First, check for licenses that have been checked out (detached) as well as open sessions in the "View checked out licenses" section above. If the total number of seats is still not what you expect, this means that the server has not properly released a session after OpticsViewer was closed. To resolve this, follow the instructions in "Restart the Sentinel LDK License Manager" section above. 

I set a password on my keyserver. Now I can't see my network license in the Zemax License Manager.  What do I do? 

The Zemax License Manager cannot prompt for the Admin Control Center password and therefore will not see the licenses if a password is set for "all ACC pages". This will also keep you from transferring or updating your network license through the Zemax License Manager. Visibility of the license from client machines will not be affected by a password on the server. If you want to avoid this issue, there are 2 options.

  1. Set a password only for "Configuration pages". 
  2. Temporarily remove the password, do what you need to with the Zemax License Manager, then enable the password when you are done. 

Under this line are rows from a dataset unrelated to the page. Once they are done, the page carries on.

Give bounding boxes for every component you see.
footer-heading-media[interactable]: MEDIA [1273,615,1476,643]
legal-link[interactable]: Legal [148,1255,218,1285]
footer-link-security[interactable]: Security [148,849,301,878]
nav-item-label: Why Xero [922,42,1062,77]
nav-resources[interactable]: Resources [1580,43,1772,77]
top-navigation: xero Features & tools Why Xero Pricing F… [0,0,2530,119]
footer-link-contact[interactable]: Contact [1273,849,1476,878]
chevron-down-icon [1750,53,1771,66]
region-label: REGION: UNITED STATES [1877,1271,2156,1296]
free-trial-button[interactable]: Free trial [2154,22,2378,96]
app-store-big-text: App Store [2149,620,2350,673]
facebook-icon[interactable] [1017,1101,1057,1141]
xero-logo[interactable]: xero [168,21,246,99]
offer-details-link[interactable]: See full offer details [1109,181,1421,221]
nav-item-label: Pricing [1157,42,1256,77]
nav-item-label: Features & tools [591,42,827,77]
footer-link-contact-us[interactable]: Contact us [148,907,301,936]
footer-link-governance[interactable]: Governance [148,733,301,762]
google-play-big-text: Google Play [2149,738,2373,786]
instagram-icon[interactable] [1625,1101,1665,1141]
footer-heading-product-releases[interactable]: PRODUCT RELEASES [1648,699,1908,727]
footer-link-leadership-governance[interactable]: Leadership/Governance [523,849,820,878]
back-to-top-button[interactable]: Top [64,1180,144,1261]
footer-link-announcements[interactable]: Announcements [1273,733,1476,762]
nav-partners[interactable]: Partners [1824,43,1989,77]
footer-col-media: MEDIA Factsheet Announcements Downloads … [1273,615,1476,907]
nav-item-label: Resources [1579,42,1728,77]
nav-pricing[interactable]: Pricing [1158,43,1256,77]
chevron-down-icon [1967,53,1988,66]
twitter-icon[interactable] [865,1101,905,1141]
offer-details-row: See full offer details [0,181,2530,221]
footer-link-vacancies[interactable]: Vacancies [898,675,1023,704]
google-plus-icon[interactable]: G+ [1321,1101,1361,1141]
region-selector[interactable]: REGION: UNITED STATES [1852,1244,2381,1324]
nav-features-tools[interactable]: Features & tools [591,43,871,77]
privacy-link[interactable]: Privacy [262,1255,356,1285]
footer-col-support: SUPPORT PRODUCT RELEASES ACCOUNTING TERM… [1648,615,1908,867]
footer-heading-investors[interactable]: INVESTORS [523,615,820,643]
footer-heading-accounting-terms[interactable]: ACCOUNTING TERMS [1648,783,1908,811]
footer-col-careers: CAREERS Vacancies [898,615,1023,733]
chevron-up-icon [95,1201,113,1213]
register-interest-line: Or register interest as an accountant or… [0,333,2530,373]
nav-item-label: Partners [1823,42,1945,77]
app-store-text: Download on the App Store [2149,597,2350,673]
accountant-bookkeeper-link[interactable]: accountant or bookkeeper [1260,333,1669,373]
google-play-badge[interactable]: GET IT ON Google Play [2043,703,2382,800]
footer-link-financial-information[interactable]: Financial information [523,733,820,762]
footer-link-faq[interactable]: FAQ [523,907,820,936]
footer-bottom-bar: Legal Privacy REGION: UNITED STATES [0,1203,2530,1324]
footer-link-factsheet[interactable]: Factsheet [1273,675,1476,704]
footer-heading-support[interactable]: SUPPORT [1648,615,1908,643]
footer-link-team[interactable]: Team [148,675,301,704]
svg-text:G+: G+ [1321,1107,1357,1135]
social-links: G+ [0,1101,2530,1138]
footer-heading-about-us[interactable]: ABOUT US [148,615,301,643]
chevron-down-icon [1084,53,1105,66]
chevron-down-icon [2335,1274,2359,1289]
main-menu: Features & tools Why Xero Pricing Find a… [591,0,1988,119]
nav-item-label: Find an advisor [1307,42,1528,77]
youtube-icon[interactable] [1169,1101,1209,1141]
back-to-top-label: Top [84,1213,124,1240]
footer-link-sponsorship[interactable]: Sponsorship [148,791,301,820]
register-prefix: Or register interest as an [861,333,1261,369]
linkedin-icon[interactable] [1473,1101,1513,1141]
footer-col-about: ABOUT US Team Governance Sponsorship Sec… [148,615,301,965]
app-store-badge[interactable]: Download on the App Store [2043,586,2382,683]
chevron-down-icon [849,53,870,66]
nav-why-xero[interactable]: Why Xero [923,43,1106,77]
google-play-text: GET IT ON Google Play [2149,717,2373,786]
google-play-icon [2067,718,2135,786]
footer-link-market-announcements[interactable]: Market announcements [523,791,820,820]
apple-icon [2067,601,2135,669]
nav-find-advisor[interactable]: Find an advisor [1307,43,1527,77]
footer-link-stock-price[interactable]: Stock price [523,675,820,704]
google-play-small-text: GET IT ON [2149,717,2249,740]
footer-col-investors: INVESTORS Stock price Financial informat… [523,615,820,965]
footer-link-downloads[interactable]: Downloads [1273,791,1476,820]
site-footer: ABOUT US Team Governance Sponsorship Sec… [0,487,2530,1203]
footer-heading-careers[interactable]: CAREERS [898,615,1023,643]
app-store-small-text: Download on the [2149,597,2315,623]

Where can I find additional help for the Admin Control Center?

Besides the documentation here, there is either the "Help" link on the left side of the Admin Control Center page, or you may access context-sensitive help for each section by clicking the “Help” button in the lower right corner of each page which will take you to the proper subsection of the Help index.

 

Help

This article explains the use of the Sentinel Admin Control Center to manage softkey and red USB licenses.